La voz de Dina sonó desde el fondo de la casa.
—¿Qué ocurre, Raziel? ¿Se trata de Ishak?
—No, no es Ishak —dijo Raziel hablándole a la oscuridad. Luego se volvió hacia el hombre—. Esperad aquí.
Entornó la puerta y volvió sobre sus pasos.
—Son peregrinos —explicó—, me piden dormir en la cuadra porque no han encontrado posada.

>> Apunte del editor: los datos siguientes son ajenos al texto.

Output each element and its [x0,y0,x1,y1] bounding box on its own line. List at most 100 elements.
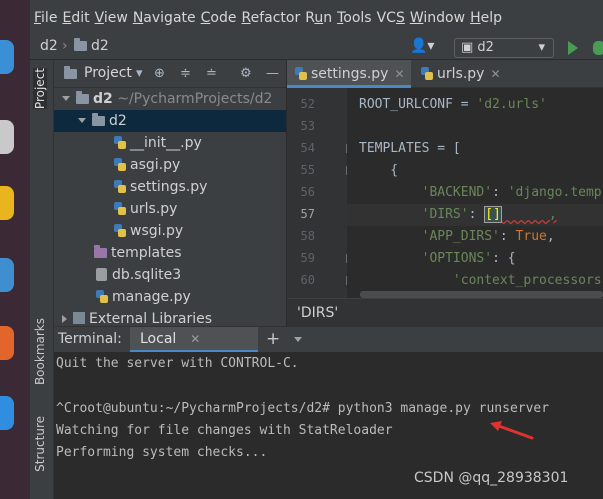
terminal-line: Performing system checks... [56,445,268,460]
debug-icon[interactable] [593,41,603,55]
tab-settings-py[interactable]: settings.py ✕ [287,60,411,88]
tree-item-file[interactable]: settings.py [54,176,286,198]
menu-item[interactable]: Navigate [133,10,196,26]
terminal-line: ^Croot@ubuntu:~/PycharmProjects/d2# pyth… [56,401,550,416]
editor-tabs: settings.py ✕ urls.py ✕ [287,60,603,88]
horizontal-scrollbar[interactable] [360,291,603,298]
left-tool-strip: Project Bookmarks Structure [30,60,54,499]
menu-item[interactable]: Refactor [241,10,300,26]
user-icon[interactable]: 👤▾ [410,38,434,54]
templates-folder-icon [94,245,107,258]
project-panel-header: Project ▾ ⊕ ≑ ≐ ⚙ — [54,60,286,88]
tab-bookmarks-tool[interactable]: Bookmarks [33,318,47,385]
tree-manage-name: manage.py [112,289,191,305]
tab-project-tool[interactable]: Project [33,68,47,110]
run-icon[interactable] [568,41,578,55]
menu-item[interactable]: VCS [377,10,405,26]
nav-folder-label: d2 [91,38,109,54]
code-line: 'context_processors [359,273,602,288]
tab-structure-tool[interactable]: Structure [33,416,47,472]
run-config-file-icon: ▣ [461,40,478,55]
locate-icon[interactable]: ⊕ [154,66,165,81]
tree-item-file[interactable]: asgi.py [54,154,286,176]
python-file-icon [114,158,126,171]
project-panel: Project ▾ ⊕ ≑ ≐ ⚙ — d2 ~/PycharmProjects… [54,60,286,326]
tree-item-file[interactable]: __init__.py [54,132,286,154]
code-line: 'BACKEND': 'django.temp [359,185,602,200]
menu-item[interactable]: Edit [62,10,89,26]
rhythmbox-icon[interactable] [0,186,14,220]
tree-item-file[interactable]: wsgi.py [54,220,286,242]
menu-item[interactable]: Window [410,10,465,26]
chevron-right-icon [62,315,67,323]
close-icon[interactable]: ✕ [394,67,404,81]
menu-item[interactable]: Tools [337,10,372,26]
software-icon[interactable] [0,326,14,360]
tree-item-package[interactable]: d2 [54,110,286,132]
watermark: CSDN @qq_28938301 [414,470,569,486]
line-number: 53 [300,119,315,133]
chevron-down-icon[interactable] [294,337,302,342]
menu-bar: File Edit View Navigate Code Refactor Run Tools… [30,0,603,36]
chevron-down-icon [62,96,70,101]
line-number: 52 [300,97,315,111]
menu-item[interactable]: Code [201,10,237,26]
folder-icon [74,38,87,51]
python-file-icon [114,180,126,193]
tab-local-terminal[interactable]: Local ✕ [130,327,258,353]
menu-item[interactable]: View [95,10,128,26]
hide-icon[interactable]: — [266,66,279,81]
tree-file-name: asgi.py [130,157,181,173]
python-file-icon [421,67,433,80]
chevron-down-icon [78,118,86,123]
collapse-all-icon[interactable]: ≐ [206,66,217,81]
line-number: 60 [300,273,315,287]
terminal-label: Terminal: [58,331,122,347]
code-editor[interactable]: ROOT_URLCONF = 'd2.urls' TEMPLATES = [ {… [347,88,603,298]
help-icon[interactable] [0,396,14,430]
line-number: 54 [300,141,315,155]
menu-item[interactable]: File [34,10,57,26]
menu-item[interactable]: Help [470,10,502,26]
menu-item[interactable]: Run [305,10,332,26]
tree-item-db[interactable]: db.sqlite3 [54,264,286,286]
close-icon[interactable]: ✕ [490,67,500,81]
tree-templates-name: templates [111,245,182,261]
tree-package-name: d2 [109,113,127,129]
python-file-icon [96,290,108,303]
tree-item-file[interactable]: urls.py [54,198,286,220]
gear-icon[interactable]: ⚙ [240,66,252,81]
tree-item-templates[interactable]: templates [54,242,286,264]
close-icon[interactable]: ✕ [190,332,200,346]
nav-folder[interactable]: d2 [74,38,109,54]
python-file-icon [295,67,307,80]
tree-file-name: __init__.py [130,135,202,151]
warning-squiggle: , [501,207,557,222]
library-icon [73,312,85,324]
terminal-line: Quit the server with CONTROL-C. [56,356,299,371]
project-panel-title[interactable]: Project [84,65,132,81]
add-terminal-icon[interactable]: + [266,329,280,349]
line-number: 57 [300,207,315,221]
python-file-icon [114,136,126,149]
expand-all-icon[interactable]: ≑ [180,66,191,81]
firefox-icon[interactable] [0,40,14,74]
run-config-select[interactable]: ▣ d2 ▾ [454,38,554,58]
code-line: 'APP_DIRS': True, [359,229,555,244]
writer-icon[interactable] [0,258,14,292]
code-line: 'DIRS': [] , [359,206,557,223]
line-number: 59 [300,251,315,265]
code-breadcrumb[interactable]: 'DIRS' [287,298,603,326]
files-icon[interactable] [0,120,14,154]
database-file-icon [96,268,107,281]
line-number: 58 [300,229,315,243]
tree-external-name: External Libraries [89,311,212,326]
tree-item-root[interactable]: d2 ~/PycharmProjects/d2 [54,88,286,110]
line-number: 56 [300,185,315,199]
tab-urls-py[interactable]: urls.py ✕ [413,60,517,88]
tree-item-external-libraries[interactable]: External Libraries [54,308,286,326]
chevron-down-icon[interactable]: ▾ [136,66,143,81]
nav-project[interactable]: d2 [40,38,58,54]
editor-gutter: 52 53 54 55 56 57 58 59 60 [287,88,347,298]
tree-item-manage[interactable]: manage.py [54,286,286,308]
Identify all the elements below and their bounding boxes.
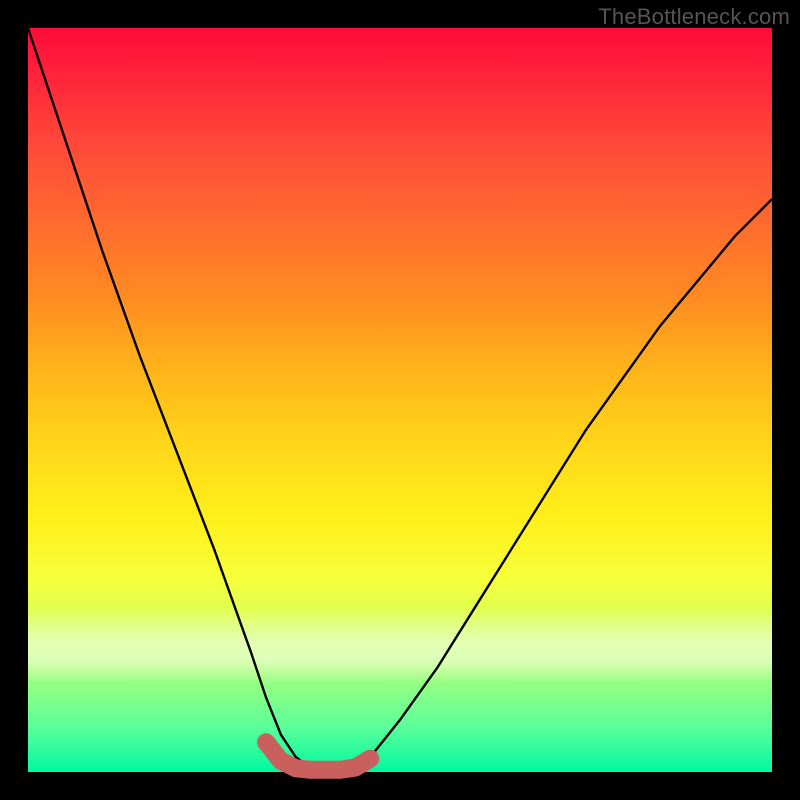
plot-area <box>28 28 772 772</box>
curve-layer <box>28 28 772 772</box>
bottleneck-curve <box>28 28 772 772</box>
watermark-text: TheBottleneck.com <box>598 4 790 30</box>
bottleneck-flat-marker <box>266 742 370 770</box>
chart-frame: TheBottleneck.com <box>0 0 800 800</box>
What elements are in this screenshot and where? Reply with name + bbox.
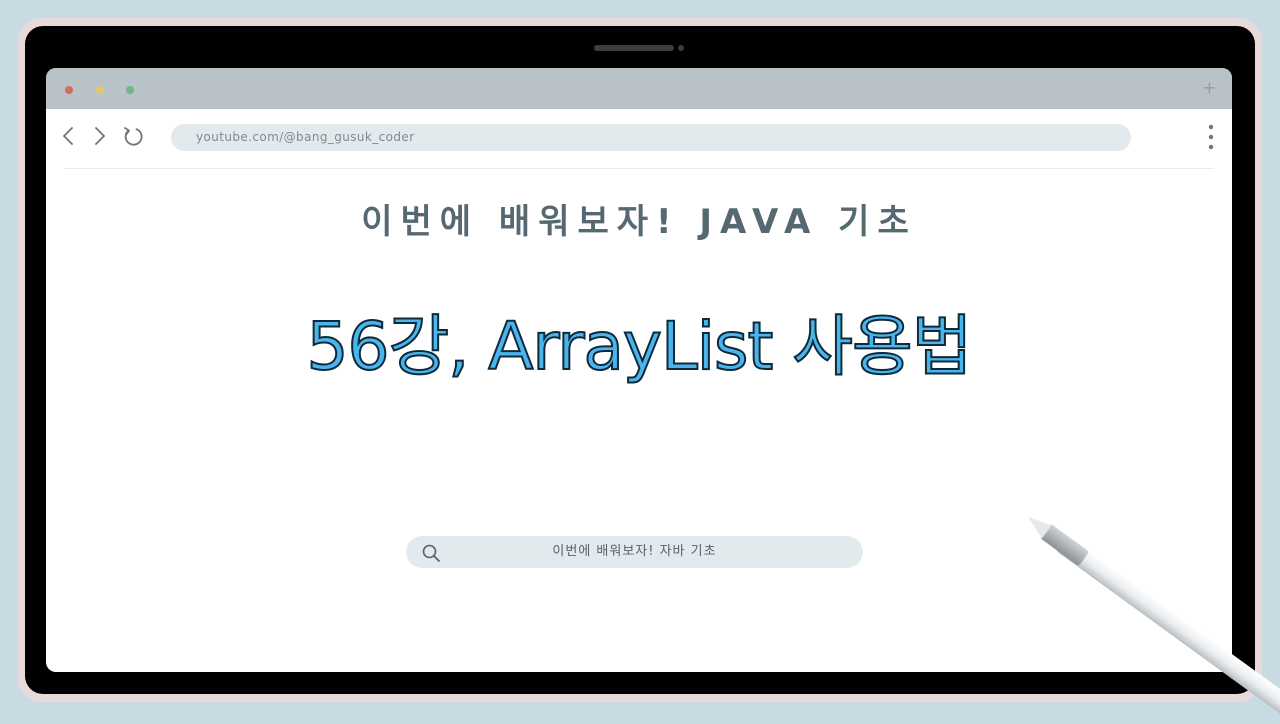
camera-dot bbox=[678, 45, 684, 51]
minimize-window-button[interactable] bbox=[96, 86, 104, 94]
page-subtitle: 이번에 배워보자! JAVA 기초 bbox=[361, 202, 917, 242]
title-bar: + bbox=[46, 68, 1232, 109]
address-bar[interactable]: youtube.com/@bang_gusuk_coder bbox=[171, 124, 1131, 151]
maximize-window-button[interactable] bbox=[126, 86, 134, 94]
search-text: 이번에 배워보자! 자바 기초 bbox=[552, 544, 717, 559]
reload-icon[interactable] bbox=[120, 124, 143, 148]
kebab-menu-icon[interactable] bbox=[1206, 124, 1216, 150]
toolbar-separator bbox=[64, 168, 1214, 169]
chevron-right-icon[interactable] bbox=[88, 124, 110, 148]
new-tab-button[interactable]: + bbox=[1203, 77, 1216, 99]
stylus-pen-icon bbox=[1020, 505, 1280, 724]
search-bar[interactable]: 이번에 배워보자! 자바 기초 bbox=[406, 536, 863, 568]
address-url: youtube.com/@bang_gusuk_coder bbox=[196, 130, 415, 144]
close-window-button[interactable] bbox=[65, 86, 73, 94]
page-title: 56강, ArrayList 사용법 bbox=[306, 307, 974, 386]
chevron-left-icon[interactable] bbox=[58, 124, 80, 148]
camera-bar bbox=[594, 45, 674, 51]
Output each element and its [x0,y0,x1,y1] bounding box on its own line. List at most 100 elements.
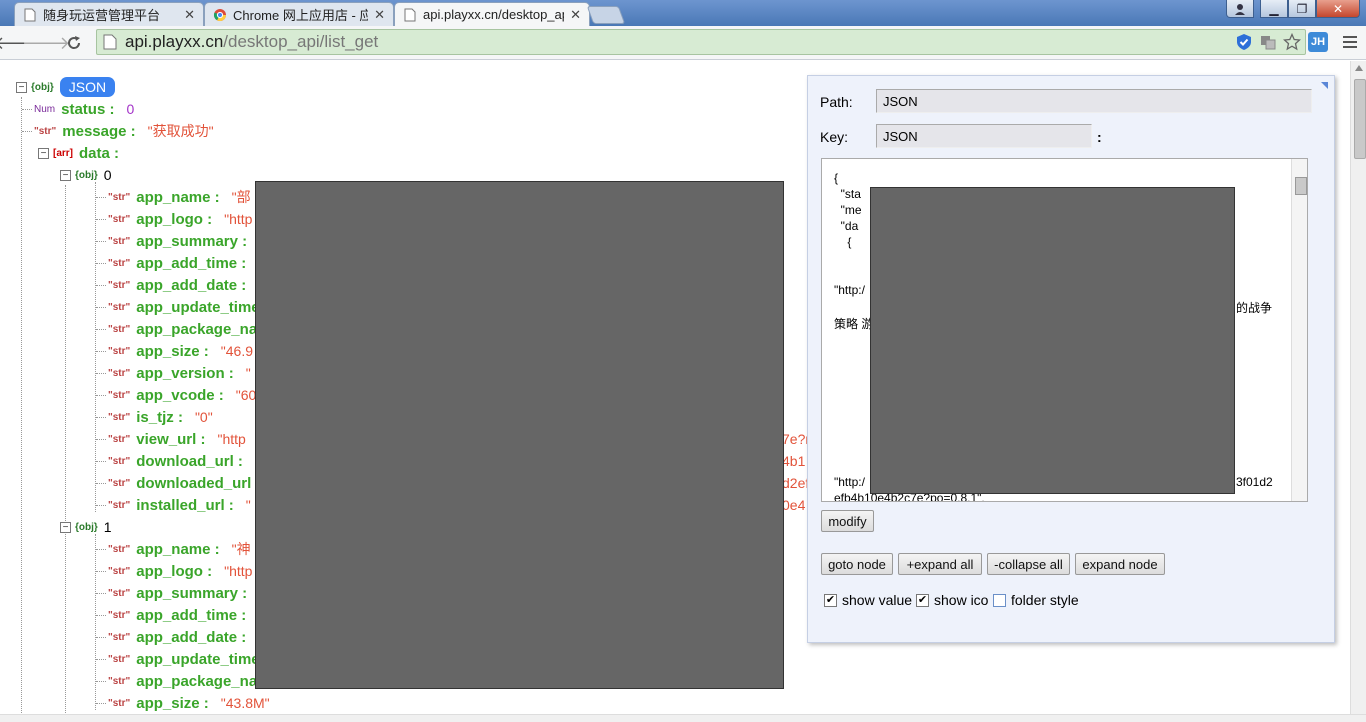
menu-icon[interactable] [1340,32,1360,52]
translate-icon[interactable] [1259,33,1277,56]
node-key[interactable]: app_logo : [136,211,212,228]
panel-corner-icon[interactable] [1321,82,1328,89]
redacted-block [870,187,1235,494]
text-line: "da [834,219,859,233]
minimize-button[interactable]: ▁ [1260,0,1288,18]
tree-node-field: "str" app_size : "43.8M" [96,692,270,714]
node-key[interactable]: installed_url : [136,497,234,514]
node-key[interactable]: app_add_date : [136,277,246,294]
expand-all-button[interactable]: +expand all [898,553,982,575]
tree-node-field: "str" is_tjz : "0" [96,406,213,428]
folder-style-checkbox[interactable]: folder style [993,592,1079,608]
tree-node-field: "str" downloaded_url d2ef [96,472,809,494]
node-key[interactable]: app_name : [136,189,219,206]
node-key[interactable]: app_summary : [136,233,247,250]
node-key[interactable]: is_tjz : [136,409,183,426]
tab-api-list[interactable]: api.playxx.cn/desktop_api/list_get ✕ [394,2,590,26]
tree-connector [22,130,32,132]
checkbox-mark[interactable] [993,593,1006,607]
node-key[interactable]: app_update_time [136,651,259,668]
node-value-tail: 7e?r [782,431,811,447]
checkbox-mark[interactable]: ✔ [824,593,837,607]
collapse-toggle-icon[interactable]: − [60,169,71,181]
close-icon[interactable]: ✕ [570,7,581,23]
text-line: "me [834,203,862,217]
modify-button[interactable]: modify [821,510,874,532]
node-key[interactable]: app_vcode : [136,387,224,404]
show-ico-checkbox[interactable]: ✔ show ico [916,592,988,608]
tree-connector [96,394,106,396]
node-key[interactable]: app_name : [136,541,219,558]
textarea-scrollbar[interactable] [1291,159,1307,501]
node-value: "http [224,563,253,579]
node-index[interactable]: 0 [104,167,112,183]
text-line: { [834,171,839,185]
node-value: 0 [126,101,135,117]
redacted-block [255,181,784,689]
node-key[interactable]: app_add_date : [136,629,246,646]
shield-icon[interactable] [1235,33,1253,56]
type-tag: "str" [108,301,131,313]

Dina se incorporó, ya completamente despierta.
—¿Cuántos son?
—Dos, un hombre y una mujer. O mejor diría tres, me ha parecido que la mujer tiene una preñez muy avanzada…
—¿Y qué piensas hacer, esposo?
Raziel miró a su mujer buscando su aprobación.
—He sentido lástima por ellos, parecen muy cansados. Sería cruel dejarlos a la intemperie, la noche está fría…
—Y ahora me dirás que Salomón dijo que quien es compasivo se beneficia a sí mismo, ¿me equivoco, esposo?
Raziel bajó los ojos.
—Algo así iba a decirte…
Dina sonrió.
—Está bien —dijo—, deja que pasen la noche en la cuadra.
Raziel sonrió también. No esperaba una respuesta diferente. Iba hacia la puerta cuando la voz de Dina sonó a su espalda.
—¡Pero dile a la mujer que no se le ocurra ponerse de parto!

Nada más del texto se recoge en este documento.